While some governments squirm over their fiscal deficits even as they extend them further, no government fusses at all about their national ecological deficits or for that matter the aggregate global eco-deficit. Ecological deficits (caused by overshoot) means that we are depleting the biophysical basis of our own existence. They are therefore vastly more important than mere money deficits/debt but hardly anyone is aware of them.

The water deficit is only one dimension of eco-deficit, but a crucial one. Most people are also unaware of Liebig's Law of the Minimum: any complex system dependent on several essential inputs is limited (and can be taken down) by that single input in least supply.
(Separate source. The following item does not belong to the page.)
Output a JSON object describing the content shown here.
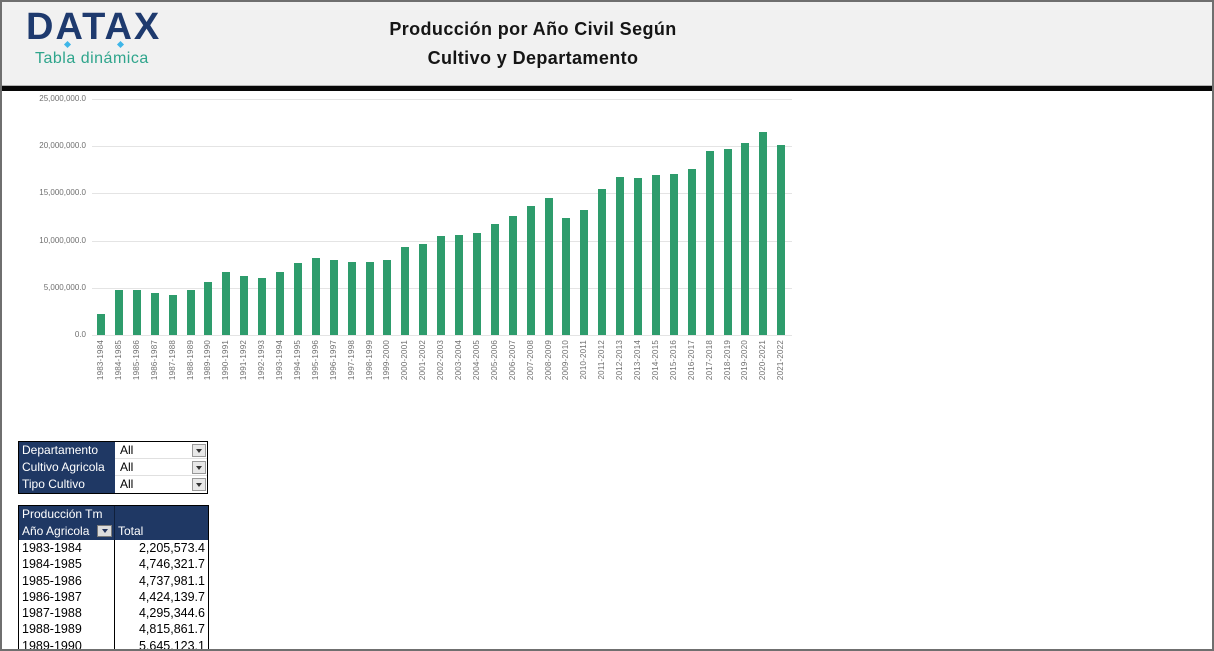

Water along with energy is surely high on the list of 'essential inputs' capable, in its absence, of taking down whole populations.

Steven Distefano's avatar

I am very grateful for this article. I was almost completely unaware of how much water shortage is a crisis globally. I liked very much your comment Julian in an earlier post of mine, when you were saying that humans are not very wise evidenced by all the damage they have caused. I quote your words:

Humans collectively, alas, are not wise - for all our pretensions. Individuals may be - but society at large barely pays them any attention. You may enjoy this short essay: https://cribb.substack.com/p/why-we-should-rename-homo-sapiens

It would seem to me that we really need to bring awareness to the crisis of water shortage, water bankruptcy, etc. so that we can counter the effects of this as much as possible.